Help---My Banty roo is a devil in disguise!

AHDCST

Songster
8 Years
Apr 17, 2011
211
3
103
Albemarle,NC
hmm.png
I just got a trio of Bard Rock Banties. The little hens are docile and sweet but the roo--Look out! He started crowing the second his feet hit the ground and he flogs me anytime I open the door to his pen! He is very aggressive! If I catch him and hold him he wiggles around till he can bite my hand! He even flogs the side of the pen if I hold my hand up against it. Do I have any hope of reforming him or should I cut him loose and take my losses?
 
Last edited:
If you are hoping to breed your hens, and he is a quality specimen then you may want to put in a little effort.

He is just doing his job, protecting his girls and right now you are new and he thinks he needs to protect them from you.
If he has already had a few days to settle in then you can begin brainwashing techniques. Here is what I have had success with. First break his will by just picking him up and carrying him under your arm while you do chores. You may need a heavy jacket and gloves to protect yourself at first. Don't be angry or mean just matter of fact about it. When you finish your chores set him back down. Every time you go out pick him up and carry him around. After a few days it is time to win him over by bringing him away from the girls and offering him treats. Pieces of corn, chopped grapes or apples, use your very best nicey nicy voice. do this a few more days. Then you can take treats out to him and the girls and give them to him. He will call the girls over and share his treats with them. In time he will tolerate your visits. He may never be Mr. Friendly but there will be peace at least.

It may or may not work for you, if I can't turn a roo he will become lunch.
Good Luck.
 
How do you pick them up when they flog you everytime the pen is opened? I have the same problem with my d'Ulle roo...He is such a beauty but has a nasty temper. @DaughterOfEve..what breed is the hen in your avatar? I have one that looks just like her but don't what she is.
 
You can use a net to pin him down or try to catch him in mid-air when he flies at you.

Another trick that works as well is to give him a quick dunk in a bucket of water once you have him (don't try to drown him!). It sounds mean, I know, but the language of roos is to be physical when it comes to territory fights. You have to get physical back at him as if you were another roo. So carrying him around, chasing him away from his hens, pushing him off a hen when he tries to mate, and the quick dunk asserts yourself as Boss Roo.
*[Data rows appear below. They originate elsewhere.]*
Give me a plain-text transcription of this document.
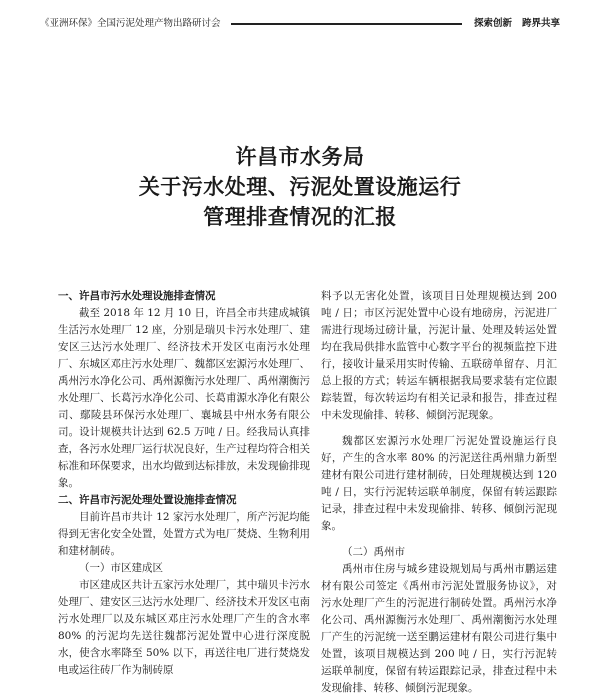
《亚洲环保》全国污泥处理产物出路研讨会	探索创新 跨界共享
许昌市水务局
关于污水处理、污泥处置设施运行
管理排查情况的汇报

一、许昌市污水处理设施排查情况

截至 2018 年 12 月 10 日，许昌全市共建成城镇生活污水处理厂 12 座，分别是瑞贝卡污水处理厂、建安区三达污水处理厂、经济技术开发区屯南污水处理厂、东城区邓庄污水处理厂、魏都区宏源污水处理厂、禹州污水净化公司、禹州源衡污水处理厂、禹州潮衡污水处理厂、长葛污水净化公司、长葛甫源水净化有限公司、鄢陵县环保污水处理厂、襄城县中州水务有限公司。设计规模共计达到 62.5 万吨 / 日。经我局认真排查，各污水处理厂运行状况良好，生产过程均符合相关标准和环保要求，出水均做到达标排放，未发现偷排现象。

二、许昌市污泥处理处置设施排查情况

目前许昌市共计 12 家污水处理厂，所产污泥均能得到无害化安全处置，处置方式为电厂焚烧、生物利用和建材制砖。

（一）市区建成区

市区建成区共计五家污水处理厂，其中瑞贝卡污水处理厂、建安区三达污水处理厂、经济技术开发区屯南污水处理厂以及东城区邓庄污水处理厂产生的含水率 80% 的污泥均先送往魏都污泥处置中心进行深度脱水，使含水率降至 50% 以下，再送往电厂进行焚烧发电或运往砖厂作为制砖原

料予以无害化处置，该项目日处理规模达到 200 吨 / 日；市区污泥处置中心设有地磅房，污泥进厂需进行现场过磅计量，污泥计量、处理及转运处置均在我局供排水监管中心数字平台的视频监控下进行，接收计量采用实时传输、五联磅单留存、月汇总上报的方式；转运车辆根据我局要求装有定位跟踪装置，每次转运均有相关记录和报告，排查过程中未发现偷排、转移、倾倒污泥现象。

魏都区宏源污水处理厂污泥处置设施运行良好，产生的含水率 80% 的污泥送往禹州鼎力新型建材有限公司进行建材制砖，日处理规模达到 120 吨 / 日，实行污泥转运联单制度，保留有转运跟踪记录，排查过程中未发现偷排、转移、倾倒污泥现象。

（二）禹州市

禹州市住房与城乡建设规划局与禹州市鹏运建材有限公司签定《禹州市污泥处置服务协议》，对污水处理厂产生的污泥进行制砖处置。禹州污水净化公司、禹州源衡污水处理厂、禹州潮衡污水处理厂产生的污泥统一送至鹏运建材有限公司进行集中处置，该项目规模达到 200 吨 / 日，实行污泥转运联单制度，保留有转运跟踪记录，排查过程中未发现偷排、转移、倾倒污泥现象。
And yes, I know it sounds mean and like animal abuse, but you're not trying to hurt him, just exert enough force to show him that you are stronger and bigger than he is.
 
My beautiful white silky roo developed an attitude last year that just escalated to horrible and then got worse...I was afraid that he would attack one of the grand kids. I started trying different things with him. First I tried the "I will carry you around and be friends" then "I will separate you from the girls and I will be the boss when I am around", "I will be your special friend and give you treats". These methods did not work for me. Then I read somewhere that you can make a spray bottle with ammonia water and adjust the sprayer to stream, rather than fine spray. Every time I open the gate to let them out (they are free range during the day) if he flys at me, he gets it in the face. For the first three or four days he would stand there sideways in front of me and attack if I let up at all on the sprayer. He would not give up until he was completely drenched and stunk of ammonia. Within one week he was through, finished. I was the boss. I was not his friend. I open the gate every morning and he gets as far from me as he can to exit with the girls. Last month I was away on vacation and sure enough, the first time I let him out he needed a reminder that I was still boss.

My first thought when doing this was that it was mean. Now I think it is far nicer to have him here with his girls than to put him down.
 
big_smile.png
Thanks for the advice. My husband actually talked to the fellow where we got him and is going to take him back and exchange him. I just hope the second one isn't as fiesty as the first!I will keep this advice for reference. Thanks everybody!
 
Last edited:
How do you pick them up when they flog you everytime the pen is opened? I have the same problem with my d'Ulle roo...He is such a beauty but has a nasty temper.  @DaughterOfEve..what breed is the hen in your avatar? I have one that looks just like her but don't what she is.


She is a Nankin. There is an old English breed with the same color.
 
OK...Thanks! I will look that breed up. Thanks also for the spray bottle idea.... teaches him I'm boss without my having to net him. I think chasing him with a net would make him meaner.
 
Chasing roosters is one of the worst things you can do when trying to reform a mean rooster. Even if he is running away from you, your chasing him is a challenge AND it doesn't follow the Rooster Rule of Combat: stop when the loser gives up. The Head Boss, dominant rooster, does not chase underlings away, he simply IS the better roo. If the upstart jumps at him or flares his crest feathers, then the Show Down starts. When the loser gives up, turning away from the winner, the winner stops caring about the battle. He's won.

I walk "through" my flock; the hens naturally move aside for me to pass. If a rooster is in my path, I don't veer. HE will have to step aside for me. Mine always do so.
 
That spray bottle tip is interesting. Couldn't ammonia hurt them, though, if it accidentally got in their eyes?